Ponte sullo Stretto di Messina e Reggio Calabria: il progetto (ANSA 2025)
Sembra pronta a chiudersi una volta per tutta la partita burocratica e giuridica legata al Ponte sullo Stretto di Messina, con il Governo che ha recentemente provveduto a inviare ai giudici contabili della Corte dei Conti il nuovo decreto che dovrebbe risolvere quelle criticità sollevate qualche mese fa e che avevano portato a una repentina interruzione dei lavori: il parere definito – comunque – spetterà nuovamente alla Corte che dovrebbe esprimersi sul progetto del Ponte sullo Stretto entro qualche giorno.
Dopo l’eventuale ok da parte dei giudici contabili, poi si passerà rapidamente alle ultime revisioni, con il MIT e la società appaltatrice del progetto del Ponte sullo Stretto che contano di riuscire ad avviare i lavori entro l’estate; ma nel frattempo sembra esserci ancora un fondamentale nodo da risolvere, relativo proprio all’appalto che è stato siglato originariamente nel 2006 con Eurolink e mantenuto tale anche (quasi) 20 anni dopo.

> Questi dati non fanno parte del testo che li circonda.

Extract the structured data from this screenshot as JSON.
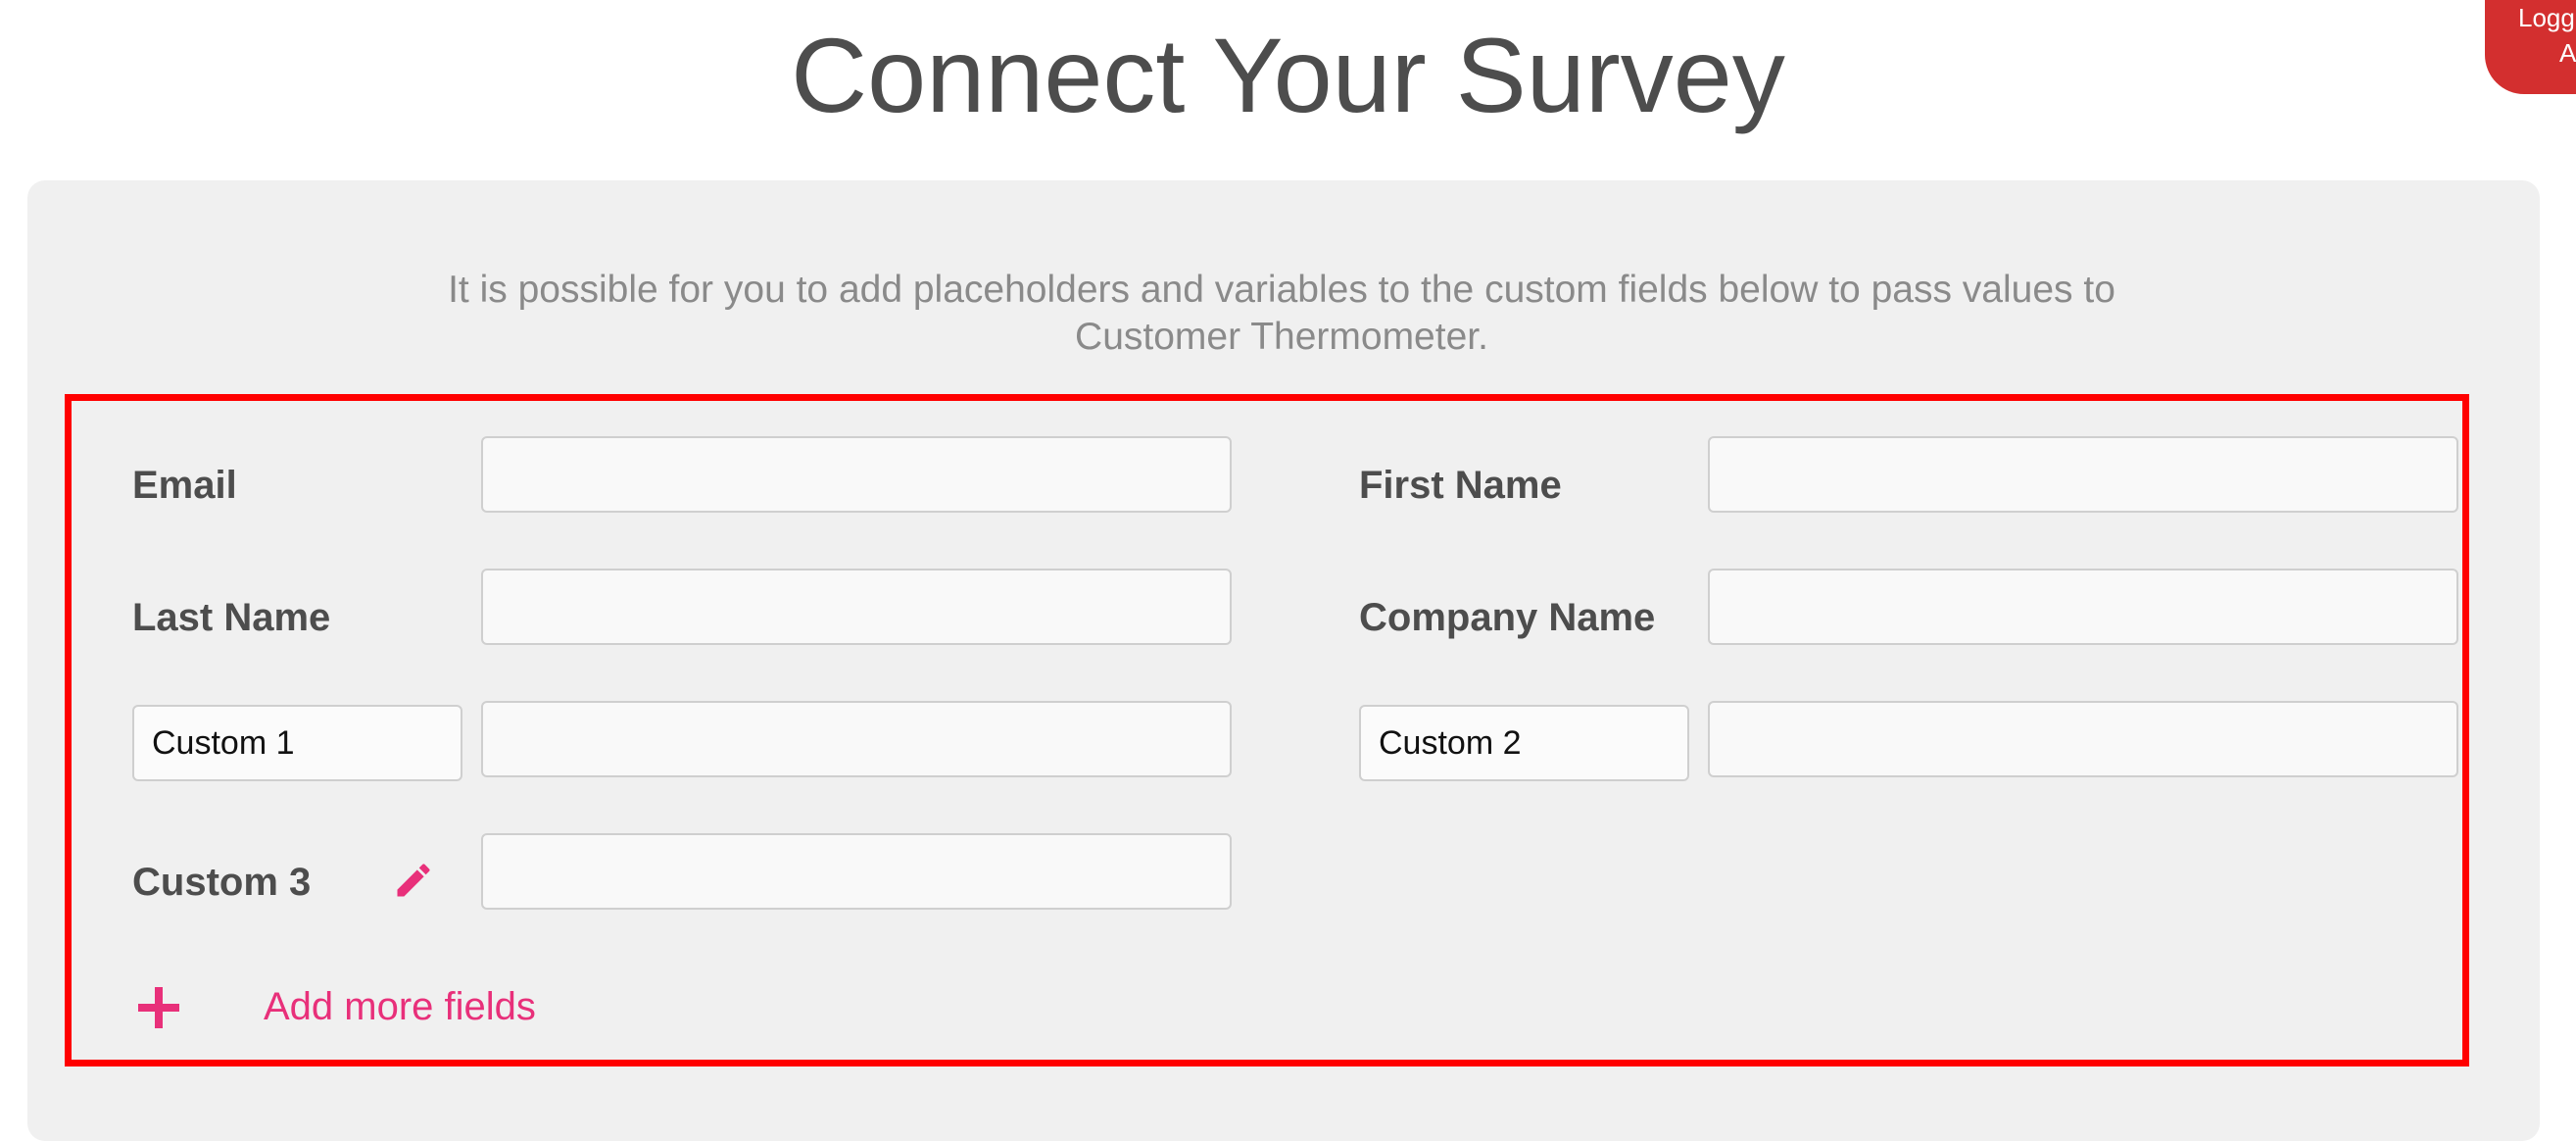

Il nodo dell’appalto è legato soprattutto alle direttive europee che impongono nuove gare nel caso in cui i progetti sforino del 50% il prezzo originariamente pattuito: tema sul quale ha messo un punto Pietro Cucci – AD della società appaltatrice del Ponte sullo Stretto – spiegando che l’aumento del prezzo è da attribuire esclusivamente all’evoluzione dei prezzi legati all’inflazioni, ritenuta “irrilevante” ai fini della direttiva europea.